Para estimular a criança a aprender, aprovo o método de formar jogos com as letras em marfim, madeira, papel lixa, ou também algum outro meio de acordo com a idade e, com o qual, sintam prazer em manejar, olhar e chamar pelo nome. Quando começar a escrever, não será desinteressante gravar as letras em um quadro de madeira para que acompanhe, com o lápis, os contornos, nos rabiscos que faz. Assim não errará, como aconteceria se os moldes fossem em cera, nem se desviará da maneira por que foram escritas. De outro lado, exercitando continuamente e com rapidez, os traços fixos, firmará os dedos, não precisando colocar uma mão sobre a outra, como garantia.

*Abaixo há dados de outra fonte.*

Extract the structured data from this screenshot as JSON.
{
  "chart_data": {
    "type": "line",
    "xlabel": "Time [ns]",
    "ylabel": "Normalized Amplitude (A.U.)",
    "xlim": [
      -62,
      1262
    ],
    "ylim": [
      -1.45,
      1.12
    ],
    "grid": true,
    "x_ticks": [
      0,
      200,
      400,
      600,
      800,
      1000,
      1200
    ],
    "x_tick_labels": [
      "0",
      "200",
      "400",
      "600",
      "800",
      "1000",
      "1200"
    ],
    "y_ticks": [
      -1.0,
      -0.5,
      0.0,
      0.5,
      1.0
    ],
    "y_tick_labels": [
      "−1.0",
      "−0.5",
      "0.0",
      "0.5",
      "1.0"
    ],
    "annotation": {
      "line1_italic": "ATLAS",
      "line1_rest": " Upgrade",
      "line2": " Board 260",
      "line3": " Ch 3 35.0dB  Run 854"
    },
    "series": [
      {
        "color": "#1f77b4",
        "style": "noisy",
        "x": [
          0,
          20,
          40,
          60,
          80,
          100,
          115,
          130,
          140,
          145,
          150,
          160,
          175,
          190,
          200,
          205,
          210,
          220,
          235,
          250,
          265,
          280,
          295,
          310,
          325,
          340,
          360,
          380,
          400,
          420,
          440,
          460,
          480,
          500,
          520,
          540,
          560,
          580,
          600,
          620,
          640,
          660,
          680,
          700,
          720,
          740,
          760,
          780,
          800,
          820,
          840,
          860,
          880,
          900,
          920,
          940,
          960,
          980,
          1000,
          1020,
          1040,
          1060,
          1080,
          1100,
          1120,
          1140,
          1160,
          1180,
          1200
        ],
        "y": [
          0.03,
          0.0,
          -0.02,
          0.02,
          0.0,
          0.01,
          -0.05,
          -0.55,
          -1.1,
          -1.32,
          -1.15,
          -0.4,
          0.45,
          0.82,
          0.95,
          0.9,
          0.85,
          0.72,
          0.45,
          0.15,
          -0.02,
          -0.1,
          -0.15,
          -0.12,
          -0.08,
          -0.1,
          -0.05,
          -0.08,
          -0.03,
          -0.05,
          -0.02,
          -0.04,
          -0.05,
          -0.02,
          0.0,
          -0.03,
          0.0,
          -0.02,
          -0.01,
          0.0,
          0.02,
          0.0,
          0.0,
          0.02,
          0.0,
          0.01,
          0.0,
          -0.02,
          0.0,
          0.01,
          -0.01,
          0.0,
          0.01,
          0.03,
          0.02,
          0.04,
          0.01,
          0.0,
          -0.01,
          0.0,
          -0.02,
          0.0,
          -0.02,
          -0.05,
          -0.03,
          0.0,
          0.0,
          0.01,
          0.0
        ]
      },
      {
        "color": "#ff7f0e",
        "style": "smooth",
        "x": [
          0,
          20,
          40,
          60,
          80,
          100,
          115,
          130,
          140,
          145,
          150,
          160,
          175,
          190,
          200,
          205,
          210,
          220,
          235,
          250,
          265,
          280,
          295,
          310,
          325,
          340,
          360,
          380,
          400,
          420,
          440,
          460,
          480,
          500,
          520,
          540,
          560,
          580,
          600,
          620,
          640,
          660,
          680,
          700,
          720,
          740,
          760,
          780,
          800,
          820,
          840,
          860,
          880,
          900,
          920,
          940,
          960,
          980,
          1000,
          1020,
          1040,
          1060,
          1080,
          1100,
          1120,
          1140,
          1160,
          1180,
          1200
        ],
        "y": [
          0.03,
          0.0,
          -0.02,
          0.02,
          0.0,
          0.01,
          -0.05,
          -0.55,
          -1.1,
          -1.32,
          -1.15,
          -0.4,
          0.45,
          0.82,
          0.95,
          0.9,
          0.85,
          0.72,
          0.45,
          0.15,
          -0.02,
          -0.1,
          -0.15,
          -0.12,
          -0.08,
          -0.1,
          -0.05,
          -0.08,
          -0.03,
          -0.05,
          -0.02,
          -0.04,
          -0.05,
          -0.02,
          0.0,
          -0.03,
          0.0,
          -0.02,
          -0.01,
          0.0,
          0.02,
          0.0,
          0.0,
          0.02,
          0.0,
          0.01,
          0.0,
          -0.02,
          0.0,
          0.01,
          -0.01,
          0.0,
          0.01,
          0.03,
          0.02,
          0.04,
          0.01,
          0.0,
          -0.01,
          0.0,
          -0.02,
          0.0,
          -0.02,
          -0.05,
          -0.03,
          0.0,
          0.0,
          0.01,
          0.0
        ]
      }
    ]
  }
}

Para as sílabas não é tão indispensável livro, pois devem ser todas aprendidas e não há tanta necessidade de estender o conhecimento das mais difíceis, como fazem comumente, para quando forem escritas, serem mais depressa percebidas. Além do que foi dito, não há muito que confiar no que as crianças aprendem, da primeira vez. Antes, será muito útil repetir e não apressá-las, para que leiam, de início, correntemente, e sim quando juntarem as letras sem embaraço, sem parar e nem pensar demais. Unindo, então, as sílabas abrangerão toda a palavra e, depois, começarão com elas, a formar frases. É incrível quanta inibição no ler ocasiona a pressa, nascendo, daí, o titubear, o deter-se e o repetir os vocábulos. E, se chegam a errar algo, quando se atrevem a fazer mais do que podem, desconfiam, então, do que sabem. Que leiam sem emendas e sem interrupção, porém, com pausa, até que com exercício cheguem a ler com correção a rapidez. Olhar para frente e ver a palavra que se segue (regras que todos os mestres são) não só é o que ensina o método com a prática, porque quando se olha o que se segue, pronuncia-se o primeiro e a atenção do indivíduo divide-se, aliás coisa mui difícil. Dessa forma, os olhos terão um trabalho e a voz, outro. Quando a criança começar a escrever, não lamentemos a preocupação que tivemos em evitar que perca tempo com vocábulos comuns e que ocorrem diariamente. Pode ir ainda aprendendo enquanto se ocupa de outra coisa, a interpretar palavras mais desconhecidas da língua, a que os gregos chamam de “glosas” e conseguir com esses primeiros elementos o que depois lhe há de tomas algum tempo. E, já que me detenho em minúcias, desejaria que os cartazes apresentados às crianças contenham sentenças úteis, bons conselhos, porque a sua recordação durará até a velhice. E, ao fixarem-se numa inteligência, ainda vazia de ideias, serão melhor aproveitadas para a formação de hábitos e atitudes. Podem também ser conhecidos, daquela forma, conceitos de homens ilustres, trechos escolhidos, principalmente de poetas, coisas que agradam muito, nessa fase. A memória é muito útil ao orador e ela se cultiva e se afirma com o exercício; e essa é a maneira mais sutil com que o mestre pode tirar proveito, numa idade em que as crianças ainda não podem inventar algo.
Não será inútil, para que consigam uma dicção clara e desembaraçada, fazê-las repetir palavras difíceis, pesquisadas com esse fim, e sentenças formadas de vocábulos ásperos e que se confundam entre si, (os gregos chamam-nos de “enredosos”) obrigando-as a pronunciá-los rapidamente. Parece futilidade, à primeira vista; mas, isto, omitido, encherá a pronúncia com vícios que, não corrigidos, nos primeiros anos, durarão eternamente.
Fonte: Institutio Oratoria, Quintiliano.